“Programming is fun” Art++ book review
“Programming is fun” is what the artist and professor Douglas Edric Stanley declares in the book Art ++. This motto is not only an invitation to play but also the definition of the art-oriented programming.
Art++ is a recent published book that aims to demonstrate this statement. David-Olivier Lartigaud – professor in plastic art and art science at the University of Paris 1 Panthéon-Sorbonne and also member of the LAM (Laboratoire des arts et des medias) and of the CITU (Création interactive transdisciplinaire universtaire) –along with theorists and artists investigate the current state of net art and Software art.
This collective book was published as the result of an international conference (“Programmation orientée art”) on “the sense and use of computer programming in art” that was held in 2004 .

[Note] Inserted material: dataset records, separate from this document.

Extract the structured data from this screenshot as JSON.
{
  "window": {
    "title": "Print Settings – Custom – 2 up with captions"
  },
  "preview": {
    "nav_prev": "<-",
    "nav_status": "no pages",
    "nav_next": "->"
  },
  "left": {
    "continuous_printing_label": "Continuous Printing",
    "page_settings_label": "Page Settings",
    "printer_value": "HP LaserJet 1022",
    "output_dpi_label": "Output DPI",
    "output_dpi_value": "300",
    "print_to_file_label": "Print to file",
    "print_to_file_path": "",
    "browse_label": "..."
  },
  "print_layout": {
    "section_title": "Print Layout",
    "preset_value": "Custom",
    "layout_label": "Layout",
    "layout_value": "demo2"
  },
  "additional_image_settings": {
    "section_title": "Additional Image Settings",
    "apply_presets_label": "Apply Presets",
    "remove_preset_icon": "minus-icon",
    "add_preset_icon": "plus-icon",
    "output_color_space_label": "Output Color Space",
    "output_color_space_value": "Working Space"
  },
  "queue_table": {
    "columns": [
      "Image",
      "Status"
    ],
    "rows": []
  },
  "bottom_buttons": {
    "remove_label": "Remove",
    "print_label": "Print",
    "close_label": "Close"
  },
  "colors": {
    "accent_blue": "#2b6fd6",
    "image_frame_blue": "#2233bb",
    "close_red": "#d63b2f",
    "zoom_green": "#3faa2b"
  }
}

During the 1960s programming was still simple. The computer-scientist/artist was mostly experimenting the code universe. With the development of graphic design in the 1970s and especially in the 1980s, “image processing” became the number one interest. Nevertheless, with the invention of Perl language in 1987 we have experienced a regain of interest regarding the code. Perl poetry shows the need “to appropriate the software in a different way and more particularly to consider it as a piece of writing which has its own value”. One of the most popular examples is the Perl poem written in 2001 that transcribes William Blake’s 19th century poem “London” into program code. Thanks to Internet source code became more and more accessible through HTML (1989) and JavaScript (1995).
“This context gave birth to a new generation of artist, most of them self-taught in programming, who appropriated these script languages in a high-level, free and creative way. At the end of the 1990s, this art became a way to contrast with the use of already made software and stood as a symbol of freedom regarding the computer. Thanks to programming some artists could be master again of the machine and develop fully their ideas”
The article of Nathalie Magnan, (“Art, Hack, Hacktivisme, culture jamming, medias tactiques”) is one of the most interesting. It speaks about the art of hacking and describe how the hackers are criticizing the mass society. Hackers are revolutionaries.
The project “Pirates of the Amazon” was an interface design experiment conducted by the students of the Medias Design M.A. course at the Piet Zwart Institute of the Willem de Kooning Academy Hogeschool in Rotterdam. It’s a Firefox add-on that links (“Download 4 free”) to torrent files on The Pirate Bay for every digital product on Amazon. Obviously the people from the legal department of Amazon.com were quite unhappy with the artistic parody.
The book is divided in four chapters. The first one deals with the computer programming in art. Darko Fritz’s text gives historical details and presents the international artistic movement “Nove Tendencije”. The artist Antoine Schmitt (“Praxis de la programmation: reconsidérer “L’esthétique du code génératif”, pp. 77-87) referees to Geoff Cox, Adrian Ward and Alex McLean’s text (“The aesthetics of generative code”) and tries to demonstrate that the code is not only functional but also poetic. The second chapter is entirely dedicated to the Software art. The theorist Florian Cramer wrote a manifesto (“Dix hypotheses au sujet de l’art logiciel”, pp. 103-110) in which he defines what Software art must be in ten points. The third part is called “Games and code” (“Jeux et code”). The last one or “A culture of programming” (“Une culture de la programmation”) is basically a compilation of texts that analyses our digital reality or society through art.
About the book:
By gathering a selection of texts, original and/or hitherto unpublished in French, this book placed under the direction of David-Olivier Lartigaud, seeks to analyze and to understand this new approach to the question of computer /art through a unique look at contemporary thinking in this domain. Art ++ is the first title of Script, the collection dedicated to digital culture published by Éditions HYX. [from Editions Hyx]
Contributors : Inke Arns, Samuel Bianchini, Andreas Broeckmann, Christophe Bruno, Wendy Chun, Geoff Cox, Florian Cramer, Anne-Marie Duguet, Jean-Paul Fourmentraux, Darko Fritz, Matthew Fuller, Alexander Galloway, Olga Goriunova, Graham Harwood, Wilfried Hou Je Bek, Anne Laforet, David-Olivier Lartigaud, Geert Lovink, Nathalie Magnan, Alex McLean, Karen O’Rourke, Miller Puckette, Gilles Rouffineau, Antoine Schmitt, Nicolas Thély, Sylvie Tissot, Jo Walsh, Adrian Ward.